Which brings me back to my point: the Chappelle movie triggered me to get back to the music. In addition to going mobile with the new iPod config, here's what I want to be doing:
  • Getting to soul sides and breath of life on a regular basis--which I already do...but also reading the essays as I listen to the tracks
  • Revisiting some of that 90s hip-hop neo-soul that the Chappelle flick got me thinking about again, which I haven't been listening to much lately: basically exactly the lineup of the block party, plus Tribe (as the progenitors), plus D'Angelo (the only one lacking from the lineup)
  • Getting back to some jazz. I thought I had written here, but apparently I didn't, that I'm listening to less jazz in SF than I did in Ann Arbor. Actually, that's true of both recordings and live shows. How cool that one of Dave's asides in the movie was him recommending we all study Thelonius Monk.
I had some other thoughts about the movie that I was thinking about writing up, but probably won't get around to it. One of those thoughts was how that group of musicians--that school of 90s hip hop and neo-soul, what this VV blogger called the Okayplayer aesthetic--is the closest some of us come to have a contemporary culture that we (have) connect(ed) with. But I wasn't articulating that idea too convincingly to Anj just now, so I'm not even going to try to explicate it in writing. I will just say that I'm glad I caught Common and the Roots a handful of times in that period that they were our zeitgeist, and regret not seeing Mos Def in that period.

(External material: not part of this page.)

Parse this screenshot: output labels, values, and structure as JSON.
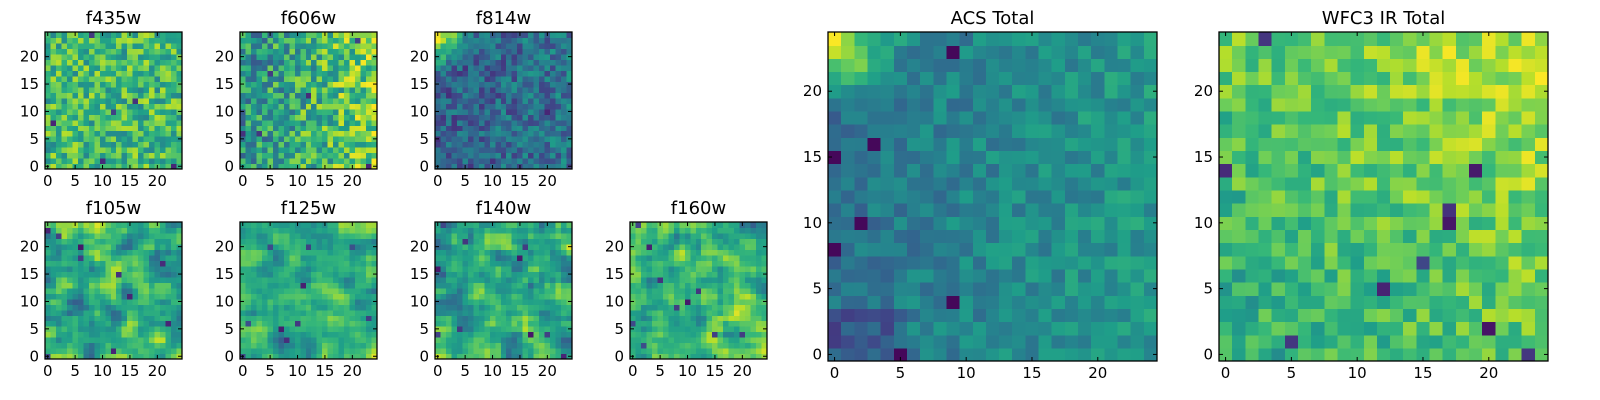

I had some other random thoughts, but it turns out a surprising number of them are subsumed among the things that that VV blogger learned while watching Dave Chappelle's Block Party. (That blogger's got a name--Tom Breihan...give credit where credit is due--something I just gleaned from sepiamutiny's reblogging policy. One more thing: I've got to get to "Status Ain't Hood" more regularly.)

For instance, I actually did read "?uestlove's mammoth OKP post from immediately after the show"--which goes to show I was wasting a fair amount of time on music blog around that time; I also thought Jill Scott just about sang Erykah off the stage; and seeing/hearing Lauryn again gave me goosebumps too. (I appreciate all the more after reading and listening to this masterful week on breath of life.)

Ok, enough on all that. Got to get to typing some math.